Gunmen entered the Tebbutts’ cottage at the Kiwayu Safari Village resort easily on the night of Sept. 10 — the door was only a piece of colorful cloth. Police believe David Tebbutt resisted and was shot. The Tebbutts were the only tourists staying at the 18-cottage resort, located along a private beach 50km north of Lamu, and the kidnappers spirited Judith Tebbutt away in a boat.
A month later, gunmen kidnapped a disabled French woman who lived part-time in Lamu. She died in captivity.
Kidnapping is big business in Somalia, where opportunities to make money are limited.
In January, US Navy SEALs parachuted into Somalia and hiked to where a criminal gang was holding a 32-year-old American and a 60-year-old Dane kidnapped in October last year.
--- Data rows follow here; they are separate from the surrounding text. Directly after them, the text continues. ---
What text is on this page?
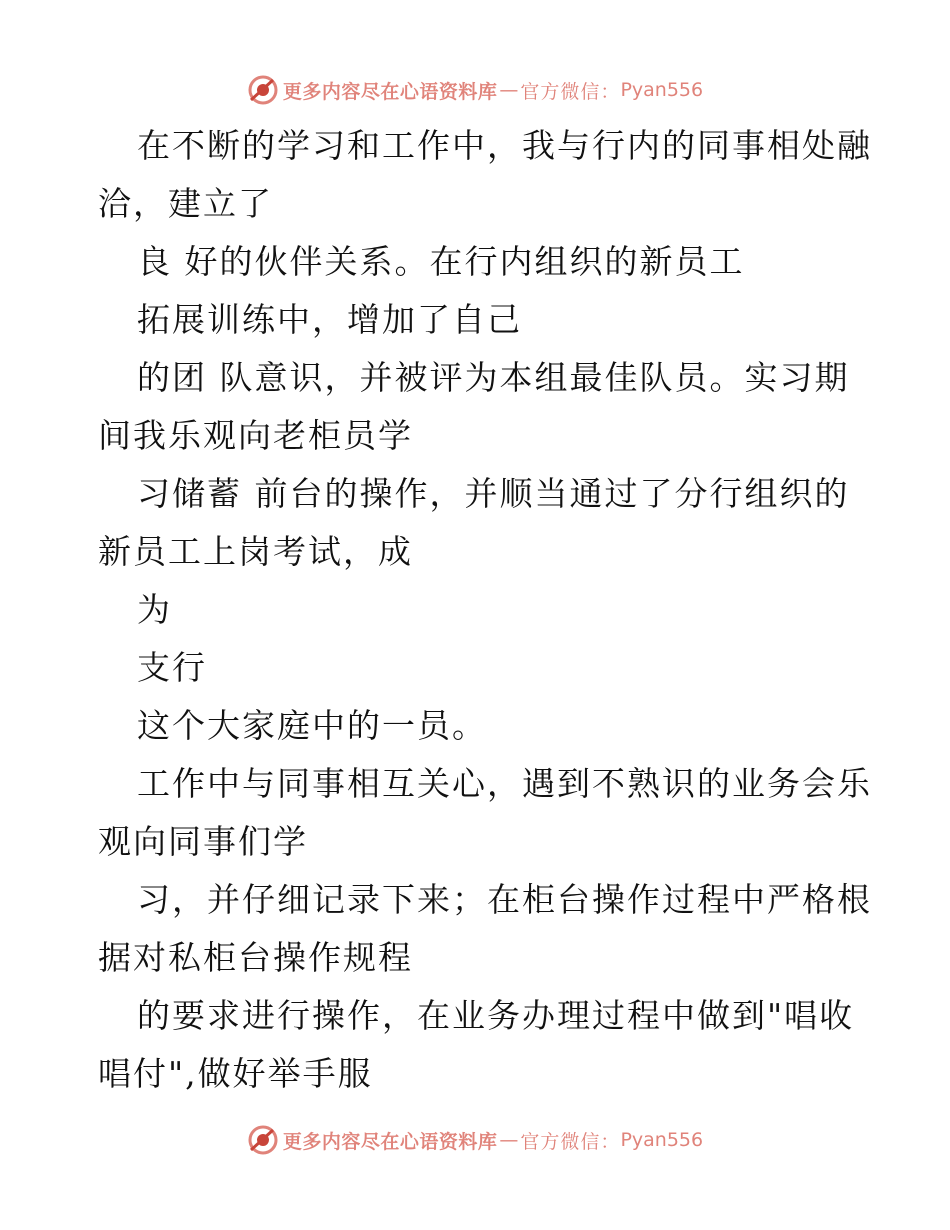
更多内容尽在心语资料库 — 官方微信： Pyan556
在不断的学习和工作中，我与行内的同事相处融
洽，建立了
良 好的伙伴关系。在行内组织的新员工
拓展训练中，增加了自己
的团 队意识，并被评为本组最佳队员。实习期
间我乐观向老柜员学
习储蓄 前台的操作，并顺当通过了分行组织的
新员工上岗考试，成
为
支行
这个大家庭中的一员。
工作中与同事相互关心，遇到不熟识的业务会乐
观向同事们学
习，并仔细记录下来；在柜台操作过程中严格根
据对私柜台操作规程
的要求进行操作，在业务办理过程中做到"唱收
唱付",做好举手服
更多内容尽在心语资料库 — 官方微信： Pyan556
Nine captors were killed in the raid that freed the two hostages.
Referring to the Navy SEAL operation, Tebbutt said her captors moved her repeatedly after it occurred.
“That night, I was woken up and was moved around,” Tebbutt told ITV. “It was very disorientating. To be woken in the middle of the night and moved, and you’d stay there for a little while and then you’d move again.”
After arriving in the Kenyan capital, Nairobi, Tebbutt said she was “hugely relieved to at last be free and overjoyed to be reunited with my son Ollie.”
“This, however, is a time when my joy at being safe again is overwhelmed by my immense grief ... following David’s passing,” she said in a statement. “My family and I now need to grieve properly.”
Criminals in Somalia still hold an American taken in January. Other hostages held in Somalia include two Spanish aid workers seized in Kenya, a French military adviser and hundreds of sailors of various nationalities hijacked by pirates at sea.